Converting wafers into cells
At this point, a wafer is no more capable of producing electricity than a sliver of river rock. The wafer is the main building block of a PV cell, but so far its only notable characteristics are its crystal structure and positive potential orientation. All of that changes in the third, multistep, cell-production phase of PV manufacturing.
Etching
In the only phase requiring a designated clean room, a series of intricate chemical and heat treatments converts the blank, grey wafers into productive, blue cells. A so-called texture etch, for instance, removes a tiny layer of silicon, relying on the underlying crystal structure to reveal an irregular pattern of pyramids. The surface of pyramids – so small they’re invisible to the naked eye – absorbs more light.
Diffusing
Next, wafers are moved in cartridges into long, cylindrical, ovenlike chambers in which phosphorus is diffused into a thin layer of the wafer surface. The molecular-level impregnation occurs as the wafer surface is exposed to phosphorus gas at a high heat, a step that gives the surface a negative potential electrical orientation. The combination of that layer and the boron-doped layer below creates a positive-negative, or P/N, junction – a critical partition in the functioning of a PV cell.
Coloring and Printing
The burgeoning, still-grey cells move in trays into heavy vacuum chambers where blue-purple silicon nitride is deposited onto their tops. The coating with silicon nitride – yet another member of the silicon family of materials – is designed to reduce reflection even further in the energy-dense blue end of the light spectrum. It leaves the cells with their final, dark color. Now, the cells can optimally gather photons and produce electricity. They lack, however, any mechanism to collect and forward the power. So, in a series of silkscreen- like steps, metals are printed on both sides of the cell, adding pin-stripe "fingers" and bus-bar circuitry. A functioning cell is born – only sunshine needed.

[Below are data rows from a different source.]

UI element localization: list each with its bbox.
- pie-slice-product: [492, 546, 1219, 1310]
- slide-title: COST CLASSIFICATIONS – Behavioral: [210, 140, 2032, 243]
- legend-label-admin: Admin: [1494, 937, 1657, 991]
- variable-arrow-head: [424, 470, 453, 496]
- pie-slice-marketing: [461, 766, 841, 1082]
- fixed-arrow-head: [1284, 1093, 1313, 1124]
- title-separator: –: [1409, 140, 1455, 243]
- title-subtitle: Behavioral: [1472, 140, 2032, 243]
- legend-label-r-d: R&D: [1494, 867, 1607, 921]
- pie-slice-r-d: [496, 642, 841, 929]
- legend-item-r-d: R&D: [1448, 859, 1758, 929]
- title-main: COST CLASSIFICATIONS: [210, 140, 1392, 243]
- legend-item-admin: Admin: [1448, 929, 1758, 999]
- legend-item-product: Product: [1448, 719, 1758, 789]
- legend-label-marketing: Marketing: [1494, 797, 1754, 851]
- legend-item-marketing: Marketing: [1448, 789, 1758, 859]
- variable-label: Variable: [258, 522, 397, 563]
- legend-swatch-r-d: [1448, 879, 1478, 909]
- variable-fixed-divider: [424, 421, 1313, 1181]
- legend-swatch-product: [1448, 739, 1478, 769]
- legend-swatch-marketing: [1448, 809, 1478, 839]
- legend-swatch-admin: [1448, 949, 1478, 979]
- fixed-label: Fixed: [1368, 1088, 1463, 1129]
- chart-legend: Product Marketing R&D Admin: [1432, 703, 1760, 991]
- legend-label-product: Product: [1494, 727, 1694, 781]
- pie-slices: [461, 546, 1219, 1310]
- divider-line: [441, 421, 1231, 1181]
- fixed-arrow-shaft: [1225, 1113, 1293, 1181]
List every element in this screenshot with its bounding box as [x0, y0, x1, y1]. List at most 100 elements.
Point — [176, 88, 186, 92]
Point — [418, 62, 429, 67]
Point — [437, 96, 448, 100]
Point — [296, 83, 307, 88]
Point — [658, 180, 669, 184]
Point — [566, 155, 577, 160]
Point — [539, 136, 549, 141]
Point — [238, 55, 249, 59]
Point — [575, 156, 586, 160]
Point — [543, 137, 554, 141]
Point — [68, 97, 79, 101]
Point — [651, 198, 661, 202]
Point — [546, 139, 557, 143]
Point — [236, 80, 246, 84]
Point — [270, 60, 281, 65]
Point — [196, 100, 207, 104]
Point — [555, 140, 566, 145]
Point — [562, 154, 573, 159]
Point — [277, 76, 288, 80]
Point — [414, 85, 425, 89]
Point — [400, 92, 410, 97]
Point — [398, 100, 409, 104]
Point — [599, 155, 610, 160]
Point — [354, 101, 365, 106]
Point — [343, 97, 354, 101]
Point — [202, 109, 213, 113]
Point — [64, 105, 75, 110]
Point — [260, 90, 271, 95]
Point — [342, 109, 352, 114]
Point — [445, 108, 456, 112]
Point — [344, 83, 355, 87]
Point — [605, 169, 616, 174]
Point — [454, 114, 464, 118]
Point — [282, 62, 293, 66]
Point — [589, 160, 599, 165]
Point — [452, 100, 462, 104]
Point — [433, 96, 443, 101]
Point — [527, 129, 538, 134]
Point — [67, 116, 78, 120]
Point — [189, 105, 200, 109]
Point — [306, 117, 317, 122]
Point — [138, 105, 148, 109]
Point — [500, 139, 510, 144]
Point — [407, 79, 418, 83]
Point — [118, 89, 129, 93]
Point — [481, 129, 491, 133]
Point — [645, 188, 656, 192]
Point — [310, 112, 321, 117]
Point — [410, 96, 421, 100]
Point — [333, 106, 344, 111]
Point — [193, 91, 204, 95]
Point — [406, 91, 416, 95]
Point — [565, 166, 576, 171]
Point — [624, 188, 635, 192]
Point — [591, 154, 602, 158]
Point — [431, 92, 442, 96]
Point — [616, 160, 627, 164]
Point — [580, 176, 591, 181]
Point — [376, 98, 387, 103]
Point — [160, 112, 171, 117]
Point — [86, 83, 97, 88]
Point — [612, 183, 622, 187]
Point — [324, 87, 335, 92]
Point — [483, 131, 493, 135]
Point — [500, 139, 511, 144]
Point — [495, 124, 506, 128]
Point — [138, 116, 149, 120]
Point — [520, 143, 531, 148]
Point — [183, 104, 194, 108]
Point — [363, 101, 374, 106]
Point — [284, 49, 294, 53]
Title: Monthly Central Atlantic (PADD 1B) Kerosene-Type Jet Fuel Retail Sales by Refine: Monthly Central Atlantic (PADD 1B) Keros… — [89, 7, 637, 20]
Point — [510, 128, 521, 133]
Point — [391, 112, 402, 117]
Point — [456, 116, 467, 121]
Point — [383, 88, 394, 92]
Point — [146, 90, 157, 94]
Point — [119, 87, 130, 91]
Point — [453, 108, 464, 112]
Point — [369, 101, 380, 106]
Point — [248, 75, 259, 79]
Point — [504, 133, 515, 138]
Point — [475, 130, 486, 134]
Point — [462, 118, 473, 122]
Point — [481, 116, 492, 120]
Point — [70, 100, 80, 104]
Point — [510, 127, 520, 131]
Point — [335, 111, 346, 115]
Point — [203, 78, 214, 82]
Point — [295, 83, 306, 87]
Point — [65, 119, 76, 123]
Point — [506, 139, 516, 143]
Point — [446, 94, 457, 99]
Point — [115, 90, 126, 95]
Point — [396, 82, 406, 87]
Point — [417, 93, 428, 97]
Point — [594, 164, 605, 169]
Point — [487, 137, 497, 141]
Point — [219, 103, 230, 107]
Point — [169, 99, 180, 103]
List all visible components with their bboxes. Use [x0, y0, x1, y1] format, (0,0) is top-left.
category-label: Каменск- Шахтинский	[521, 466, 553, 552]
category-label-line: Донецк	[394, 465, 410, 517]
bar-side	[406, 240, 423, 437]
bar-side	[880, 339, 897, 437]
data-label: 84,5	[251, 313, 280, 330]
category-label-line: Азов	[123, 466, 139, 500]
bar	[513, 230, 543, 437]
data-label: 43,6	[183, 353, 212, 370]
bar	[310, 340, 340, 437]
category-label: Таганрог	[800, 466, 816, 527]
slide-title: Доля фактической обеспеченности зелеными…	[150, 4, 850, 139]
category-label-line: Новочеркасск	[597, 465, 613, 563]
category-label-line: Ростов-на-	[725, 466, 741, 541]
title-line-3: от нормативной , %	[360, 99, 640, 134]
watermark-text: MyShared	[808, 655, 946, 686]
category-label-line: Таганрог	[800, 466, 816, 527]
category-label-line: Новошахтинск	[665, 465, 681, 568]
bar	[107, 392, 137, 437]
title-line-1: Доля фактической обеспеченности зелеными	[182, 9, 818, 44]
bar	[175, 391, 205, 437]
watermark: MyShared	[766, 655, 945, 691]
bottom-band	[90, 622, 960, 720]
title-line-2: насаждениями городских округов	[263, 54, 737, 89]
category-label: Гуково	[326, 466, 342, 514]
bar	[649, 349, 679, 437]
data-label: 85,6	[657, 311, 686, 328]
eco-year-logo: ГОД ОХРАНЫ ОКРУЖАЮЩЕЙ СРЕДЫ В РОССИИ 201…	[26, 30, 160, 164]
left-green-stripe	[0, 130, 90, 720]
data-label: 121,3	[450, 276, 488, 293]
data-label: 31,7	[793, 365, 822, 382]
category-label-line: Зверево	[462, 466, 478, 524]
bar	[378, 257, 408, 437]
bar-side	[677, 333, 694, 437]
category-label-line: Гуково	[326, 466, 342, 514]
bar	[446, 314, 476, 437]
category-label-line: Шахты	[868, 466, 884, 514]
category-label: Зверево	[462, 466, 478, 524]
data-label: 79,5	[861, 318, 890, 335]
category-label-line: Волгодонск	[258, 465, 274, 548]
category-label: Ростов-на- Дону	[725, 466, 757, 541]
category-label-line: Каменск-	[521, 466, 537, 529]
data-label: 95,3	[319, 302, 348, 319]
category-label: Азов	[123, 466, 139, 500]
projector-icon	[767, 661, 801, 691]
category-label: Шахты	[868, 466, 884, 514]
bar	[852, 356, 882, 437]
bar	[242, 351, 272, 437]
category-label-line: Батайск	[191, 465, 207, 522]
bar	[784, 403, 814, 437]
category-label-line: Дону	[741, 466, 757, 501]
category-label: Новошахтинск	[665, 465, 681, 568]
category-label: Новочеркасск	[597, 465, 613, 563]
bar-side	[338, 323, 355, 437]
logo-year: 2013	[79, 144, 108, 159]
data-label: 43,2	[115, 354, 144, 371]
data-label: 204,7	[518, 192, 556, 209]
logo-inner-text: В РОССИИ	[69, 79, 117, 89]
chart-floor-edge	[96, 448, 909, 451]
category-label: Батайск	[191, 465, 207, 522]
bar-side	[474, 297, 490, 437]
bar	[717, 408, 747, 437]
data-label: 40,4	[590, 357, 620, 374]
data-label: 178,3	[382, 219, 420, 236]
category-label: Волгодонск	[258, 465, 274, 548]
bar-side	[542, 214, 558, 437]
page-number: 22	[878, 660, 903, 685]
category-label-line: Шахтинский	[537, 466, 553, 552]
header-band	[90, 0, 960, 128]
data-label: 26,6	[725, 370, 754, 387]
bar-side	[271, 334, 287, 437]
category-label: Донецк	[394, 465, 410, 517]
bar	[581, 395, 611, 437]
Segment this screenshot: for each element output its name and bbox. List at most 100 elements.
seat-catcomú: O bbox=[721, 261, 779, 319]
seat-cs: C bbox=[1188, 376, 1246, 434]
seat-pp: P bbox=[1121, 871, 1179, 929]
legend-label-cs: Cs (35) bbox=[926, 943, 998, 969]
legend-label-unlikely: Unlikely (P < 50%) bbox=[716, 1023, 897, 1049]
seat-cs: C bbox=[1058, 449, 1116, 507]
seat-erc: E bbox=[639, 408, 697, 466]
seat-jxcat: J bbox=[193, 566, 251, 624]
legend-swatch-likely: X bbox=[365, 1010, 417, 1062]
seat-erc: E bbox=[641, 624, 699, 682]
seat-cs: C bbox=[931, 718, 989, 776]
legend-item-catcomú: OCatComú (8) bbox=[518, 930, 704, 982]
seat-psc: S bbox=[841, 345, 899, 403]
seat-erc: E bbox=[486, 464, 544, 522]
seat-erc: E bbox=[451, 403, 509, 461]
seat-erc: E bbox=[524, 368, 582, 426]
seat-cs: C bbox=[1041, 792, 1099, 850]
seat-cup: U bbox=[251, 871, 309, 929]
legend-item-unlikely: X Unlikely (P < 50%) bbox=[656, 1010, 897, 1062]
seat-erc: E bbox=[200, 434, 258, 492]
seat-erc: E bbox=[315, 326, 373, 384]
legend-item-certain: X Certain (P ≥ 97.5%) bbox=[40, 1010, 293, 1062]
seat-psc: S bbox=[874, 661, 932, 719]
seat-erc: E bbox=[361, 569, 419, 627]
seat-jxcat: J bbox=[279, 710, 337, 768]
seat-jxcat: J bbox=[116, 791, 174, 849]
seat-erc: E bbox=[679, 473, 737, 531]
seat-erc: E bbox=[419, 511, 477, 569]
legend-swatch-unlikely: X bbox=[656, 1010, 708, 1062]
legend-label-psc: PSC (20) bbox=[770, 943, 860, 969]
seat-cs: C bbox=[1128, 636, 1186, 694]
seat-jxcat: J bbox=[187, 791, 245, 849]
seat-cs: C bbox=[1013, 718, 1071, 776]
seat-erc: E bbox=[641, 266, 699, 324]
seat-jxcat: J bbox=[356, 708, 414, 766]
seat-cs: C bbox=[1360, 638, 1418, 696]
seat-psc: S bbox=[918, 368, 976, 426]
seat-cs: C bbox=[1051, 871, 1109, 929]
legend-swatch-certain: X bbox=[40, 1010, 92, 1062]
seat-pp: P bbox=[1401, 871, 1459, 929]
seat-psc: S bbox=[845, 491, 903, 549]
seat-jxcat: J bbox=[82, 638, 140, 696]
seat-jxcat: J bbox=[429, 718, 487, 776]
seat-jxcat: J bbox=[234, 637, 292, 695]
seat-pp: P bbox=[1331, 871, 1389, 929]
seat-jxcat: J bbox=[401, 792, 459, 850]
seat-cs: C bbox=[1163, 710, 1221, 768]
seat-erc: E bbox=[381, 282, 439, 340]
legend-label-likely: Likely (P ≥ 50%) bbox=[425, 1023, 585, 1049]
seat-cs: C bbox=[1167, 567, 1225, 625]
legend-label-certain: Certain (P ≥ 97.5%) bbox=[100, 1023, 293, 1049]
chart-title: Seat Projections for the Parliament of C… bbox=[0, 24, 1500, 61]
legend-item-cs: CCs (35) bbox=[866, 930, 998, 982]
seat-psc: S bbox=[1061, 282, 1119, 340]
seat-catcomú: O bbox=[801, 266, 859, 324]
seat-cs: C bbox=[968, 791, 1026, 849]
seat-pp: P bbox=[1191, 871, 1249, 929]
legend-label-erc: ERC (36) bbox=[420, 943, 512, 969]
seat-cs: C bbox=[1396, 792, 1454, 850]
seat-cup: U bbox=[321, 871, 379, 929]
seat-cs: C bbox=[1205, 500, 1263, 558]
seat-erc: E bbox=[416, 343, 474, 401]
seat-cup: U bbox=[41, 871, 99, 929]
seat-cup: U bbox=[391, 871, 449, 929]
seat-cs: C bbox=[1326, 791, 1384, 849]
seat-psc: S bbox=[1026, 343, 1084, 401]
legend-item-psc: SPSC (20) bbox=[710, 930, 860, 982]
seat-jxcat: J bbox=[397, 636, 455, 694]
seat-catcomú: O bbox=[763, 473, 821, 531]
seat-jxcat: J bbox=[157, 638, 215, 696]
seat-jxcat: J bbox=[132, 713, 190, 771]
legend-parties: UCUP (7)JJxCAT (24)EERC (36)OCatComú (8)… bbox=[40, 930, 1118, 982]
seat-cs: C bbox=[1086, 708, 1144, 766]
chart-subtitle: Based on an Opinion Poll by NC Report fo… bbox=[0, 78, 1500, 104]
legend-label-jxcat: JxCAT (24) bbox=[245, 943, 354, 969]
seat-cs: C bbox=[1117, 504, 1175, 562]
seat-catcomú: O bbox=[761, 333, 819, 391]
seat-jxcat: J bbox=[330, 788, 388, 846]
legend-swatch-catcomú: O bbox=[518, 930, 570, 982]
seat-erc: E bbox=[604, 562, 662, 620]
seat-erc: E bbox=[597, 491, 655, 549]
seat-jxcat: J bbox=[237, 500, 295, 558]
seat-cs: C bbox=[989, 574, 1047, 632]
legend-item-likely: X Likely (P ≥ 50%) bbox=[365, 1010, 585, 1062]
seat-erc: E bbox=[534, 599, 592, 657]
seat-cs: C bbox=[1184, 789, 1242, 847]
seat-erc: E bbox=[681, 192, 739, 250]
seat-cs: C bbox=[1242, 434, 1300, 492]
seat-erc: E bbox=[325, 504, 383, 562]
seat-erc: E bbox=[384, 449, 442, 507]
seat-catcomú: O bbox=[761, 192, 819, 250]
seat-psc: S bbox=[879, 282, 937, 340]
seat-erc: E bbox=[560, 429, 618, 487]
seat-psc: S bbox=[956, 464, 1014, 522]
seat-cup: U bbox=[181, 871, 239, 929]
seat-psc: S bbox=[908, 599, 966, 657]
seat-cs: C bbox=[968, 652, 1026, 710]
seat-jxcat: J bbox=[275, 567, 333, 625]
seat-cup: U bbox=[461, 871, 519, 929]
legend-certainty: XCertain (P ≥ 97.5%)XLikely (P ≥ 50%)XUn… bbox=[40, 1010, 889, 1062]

Stringing cells into solar panels
Each phase of production depends on processes with flavors all their own. Careful control of heating and cooling dominates crystal growing. Wafering employs abrasion and cutting. Cell production concentrates on chemistry. Any factory process would be incomplete without a final assembly step, and in PV such a step is known as moduling.
Soldering
At SolarWorld, module manufacturing is a highly automated process, relying on robust steel robotics to undertake the increasingly heavy lifting of assembling lightweight PV cells into modules weighing around 45 pounds apiece. Each robotic tool works within a safety fence that, by design, excludes people. First, cells are soldered together into strings of 10, using an over-under-over-under pattern of metal connectors to link the cells. Six strings are laid out to form a rectangular matrix of 60 cells. Each matrix is laminated onto glass.
Framing
To become a module, however, each laminate requires not only a frame to provide protection against weather and other impacts but also a junction box to enable connections among modules or with an inverter-bound conduit. Robots affix those, too.
Inspection and Shipping
Careful cleaning and inspection provide final touches before each module can be palletized for delivery to homes and businesses.